I would consider myself a careful and cogent consumer of data. Due to my experience with critical thinking, I am very aware of its value. That really does frame the way I look at and think about my everyday life. I don’t run around trying to find data for every decision, but I like to understand the broad patterns. For example, when I was preparing to move to Rochester, I was a bit intimidated by the winters, and I wanted to understand what it meant to get a lot of snow. I knew we usually got about 100 inches, but what did that mean about daily life? As I reflect on that, I realize I used a lot of critical thinking.

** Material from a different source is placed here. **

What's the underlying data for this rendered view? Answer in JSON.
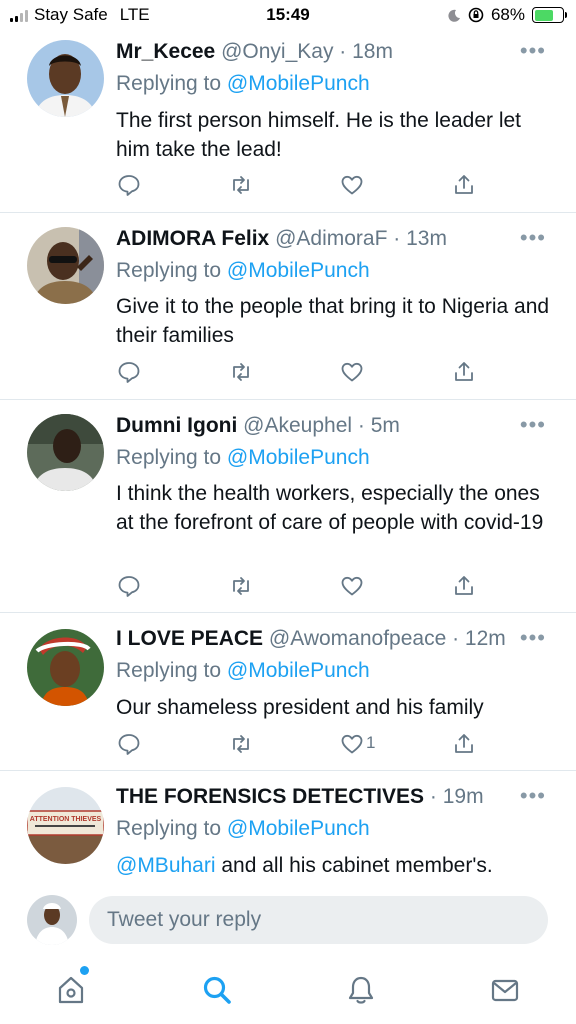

I started looking at websites where I could get what looked like some valid technical data on snowfall, days of sunshine, etc. First, I discovered that there was a lot of variation in year over year snow totals. Then, I read somewhere that Rochester only got two or three major snowfalls a year. That’s when I began doing the math. Rochester typically gets about 100 inches of snow a year and has three major snowfalls that are around 10-20 inches. That still leaves 40 to 60 inches of snowfall unaccounted for and spread over several months. That suggested to me that perhaps we got regular dustings rather than day after day of huge snowfalls. Dustings sounded a lot better than blizzards, but I really wanted to be sure. Therefore, I followed this logic down the line and eventually found historical records of day-by-day snowfall totals. It showed lots of days with a few inches, which I thought I could handle. No big deal, right? Finding that information helped me alleviate my concerns about winter. So, one could say that critical thinking is a big part of what brought me to Rochester.
5. Any Last Critical Thoughts You Wish to Share?
Critical thinking is one of the most important skills we can teach a student. It is one of those cognitive abilities that is truly a differentiator, and it will be even more valuable to employers as time goes on. The more we can do to help students develop critical thinking, the better.